ISLAMABAD - Pakistan will not allow anyone to interfere in its internal affairs, Prime Minister Yousuf Raza Gilani said Sunday after Afghanistan's leader said cross-border attacks on militants were justified.
Gilani was reacting to comments made earlier in the day by Afghan President Hamid Karzai, who threatened to attack Taleban insurgents on Pakistani soil, saying his war-torn country had a right to do so out of ‘self-defence.’
‘We will neither interfere in the internal affairs of any country, nor will we allow anyone to interfere in our affairs,’ Gilani told private ARY-OneWorld television.
‘Such statements will not help in the normalisation of friendly relations between the two countries and will hurt the sentiments of people on both sides of the border,’ he said, however adding he wanted ‘friendly’ ties with Kabul.
Earlier, Karzai -- in his toughest comments yet on stamping out militancy along the border -- said Afghanistan had ‘the right to destroy terrorist nests on the other side of the border in self-defence.’
‘When they cross the border from Pakistan to come and kill Afghans and coalition troops, it gives us exactly the right to go back and do the same,’ Karzai told a news conference in Kabul.
Afghanistan and Pakistan, both key US allies in the ‘war on terror’, have bickered for years about the extremist violence growing in both countries, with each accusing the other of not doing enough to fight it.
Karzai has repeatedly accused the Pakistani government of failing to prevent insurgents active in the tribal zone from slipping into Afghanistan.
Gilani countered that Pakistan was taking all possible measure to stop militant activity across the long, rugged frontier.
‘We are not fighting this war for America but it is our own war and we want to eliminate extremism and terrorism which is the root cause of all evils,’ he said.

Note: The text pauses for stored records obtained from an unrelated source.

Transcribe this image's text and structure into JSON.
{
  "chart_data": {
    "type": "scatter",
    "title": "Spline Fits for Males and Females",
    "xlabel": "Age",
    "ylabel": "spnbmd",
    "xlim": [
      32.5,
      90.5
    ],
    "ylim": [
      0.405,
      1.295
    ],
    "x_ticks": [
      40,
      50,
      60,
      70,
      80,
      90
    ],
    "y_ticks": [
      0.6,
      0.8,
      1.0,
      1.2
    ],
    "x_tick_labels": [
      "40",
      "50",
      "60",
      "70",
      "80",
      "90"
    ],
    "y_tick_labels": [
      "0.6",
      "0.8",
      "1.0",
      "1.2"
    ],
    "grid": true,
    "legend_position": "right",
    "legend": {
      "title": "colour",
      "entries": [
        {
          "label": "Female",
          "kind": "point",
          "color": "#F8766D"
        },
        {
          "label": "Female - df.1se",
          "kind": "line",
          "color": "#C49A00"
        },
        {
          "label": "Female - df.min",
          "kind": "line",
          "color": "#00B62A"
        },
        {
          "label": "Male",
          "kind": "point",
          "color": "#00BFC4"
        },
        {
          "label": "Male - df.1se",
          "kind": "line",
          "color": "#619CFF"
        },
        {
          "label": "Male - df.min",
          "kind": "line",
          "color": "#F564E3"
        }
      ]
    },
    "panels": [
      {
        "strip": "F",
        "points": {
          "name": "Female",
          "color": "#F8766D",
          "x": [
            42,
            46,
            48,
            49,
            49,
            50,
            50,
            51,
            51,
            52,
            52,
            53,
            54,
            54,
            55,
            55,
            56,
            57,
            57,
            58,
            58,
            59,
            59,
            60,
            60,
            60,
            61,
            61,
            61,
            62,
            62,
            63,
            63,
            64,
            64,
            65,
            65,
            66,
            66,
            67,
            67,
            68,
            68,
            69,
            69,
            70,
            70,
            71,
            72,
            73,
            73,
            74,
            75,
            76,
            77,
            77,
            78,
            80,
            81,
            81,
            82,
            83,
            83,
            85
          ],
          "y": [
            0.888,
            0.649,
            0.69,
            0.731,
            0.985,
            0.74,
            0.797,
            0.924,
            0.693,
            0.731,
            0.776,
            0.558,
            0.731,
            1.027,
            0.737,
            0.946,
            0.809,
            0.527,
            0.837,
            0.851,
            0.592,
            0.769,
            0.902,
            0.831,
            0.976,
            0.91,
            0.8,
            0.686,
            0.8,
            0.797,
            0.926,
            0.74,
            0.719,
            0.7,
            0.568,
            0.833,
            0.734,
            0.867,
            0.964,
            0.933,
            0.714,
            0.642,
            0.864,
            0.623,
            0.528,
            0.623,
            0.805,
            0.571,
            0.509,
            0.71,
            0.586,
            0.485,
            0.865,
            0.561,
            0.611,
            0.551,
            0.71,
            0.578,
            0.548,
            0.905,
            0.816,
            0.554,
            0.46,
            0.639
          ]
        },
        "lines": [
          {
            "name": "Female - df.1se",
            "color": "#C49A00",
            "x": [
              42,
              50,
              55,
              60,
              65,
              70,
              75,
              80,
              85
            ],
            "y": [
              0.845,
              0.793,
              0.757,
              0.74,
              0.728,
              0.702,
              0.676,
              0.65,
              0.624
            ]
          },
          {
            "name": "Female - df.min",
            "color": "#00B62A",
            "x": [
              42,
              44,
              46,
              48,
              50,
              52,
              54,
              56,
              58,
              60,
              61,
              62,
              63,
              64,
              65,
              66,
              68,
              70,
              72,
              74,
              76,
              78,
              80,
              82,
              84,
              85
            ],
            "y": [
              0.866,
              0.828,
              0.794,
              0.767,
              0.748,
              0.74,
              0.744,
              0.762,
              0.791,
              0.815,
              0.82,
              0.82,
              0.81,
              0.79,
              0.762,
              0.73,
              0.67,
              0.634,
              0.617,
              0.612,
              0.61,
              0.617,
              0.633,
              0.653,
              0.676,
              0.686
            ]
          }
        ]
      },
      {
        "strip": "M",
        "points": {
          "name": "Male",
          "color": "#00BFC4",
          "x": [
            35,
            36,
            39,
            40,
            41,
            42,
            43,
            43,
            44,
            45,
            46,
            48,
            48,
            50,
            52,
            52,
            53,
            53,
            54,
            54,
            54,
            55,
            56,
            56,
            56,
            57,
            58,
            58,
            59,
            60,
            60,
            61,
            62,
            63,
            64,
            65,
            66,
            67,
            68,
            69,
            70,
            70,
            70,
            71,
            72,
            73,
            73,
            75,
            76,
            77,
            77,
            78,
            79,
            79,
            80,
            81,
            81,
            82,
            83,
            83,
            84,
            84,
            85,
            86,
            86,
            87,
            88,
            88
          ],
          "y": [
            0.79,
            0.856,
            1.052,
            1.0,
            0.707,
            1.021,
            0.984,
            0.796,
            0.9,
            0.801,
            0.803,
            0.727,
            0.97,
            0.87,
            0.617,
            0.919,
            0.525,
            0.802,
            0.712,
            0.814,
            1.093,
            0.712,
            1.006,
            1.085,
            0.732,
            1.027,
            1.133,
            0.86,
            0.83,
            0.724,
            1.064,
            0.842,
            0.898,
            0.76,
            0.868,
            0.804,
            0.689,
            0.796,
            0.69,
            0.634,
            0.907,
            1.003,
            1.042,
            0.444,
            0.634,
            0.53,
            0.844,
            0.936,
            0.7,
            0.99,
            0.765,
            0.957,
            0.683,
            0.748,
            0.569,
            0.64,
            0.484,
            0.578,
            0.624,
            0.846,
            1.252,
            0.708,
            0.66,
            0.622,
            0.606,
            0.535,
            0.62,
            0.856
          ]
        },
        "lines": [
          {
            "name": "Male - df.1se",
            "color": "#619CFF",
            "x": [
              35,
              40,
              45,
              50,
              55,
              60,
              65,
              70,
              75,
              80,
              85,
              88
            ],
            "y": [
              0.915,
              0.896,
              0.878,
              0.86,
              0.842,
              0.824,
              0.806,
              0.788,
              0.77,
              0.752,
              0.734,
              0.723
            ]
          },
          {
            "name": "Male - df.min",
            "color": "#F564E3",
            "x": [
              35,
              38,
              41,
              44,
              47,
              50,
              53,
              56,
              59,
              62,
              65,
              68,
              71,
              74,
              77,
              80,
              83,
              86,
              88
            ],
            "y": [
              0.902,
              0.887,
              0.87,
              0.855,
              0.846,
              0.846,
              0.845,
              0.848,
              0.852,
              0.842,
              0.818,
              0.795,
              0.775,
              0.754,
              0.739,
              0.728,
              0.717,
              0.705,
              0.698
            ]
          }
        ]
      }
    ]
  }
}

Pakistan has strongly opposed any foreign military action on its soil, saying it would amount to a violation of its sovereignty.
Last week, Islamabad protested a US-led coalition air strike which killed 11 Pakistani soldiers in the Mohmand tribal region, on the border with Afghanistan.
US officials have said the coalition was legitimately targeting militants but has offered to conduct a joint investigation with Pakistan.
Pakistan has been combating hundreds of Taleban and Al Qaeda militants who fled over the border from Afghanistan after the US-led invasion that ousted the Taleban from government in late 2001.
Insurgents fighting the Afghan government and the NATO- and US-led forces shoring it up regularly cross into the tribal zones, where they find refuge as well as a steady supply of weapons, ammunition and new recruits, experts say.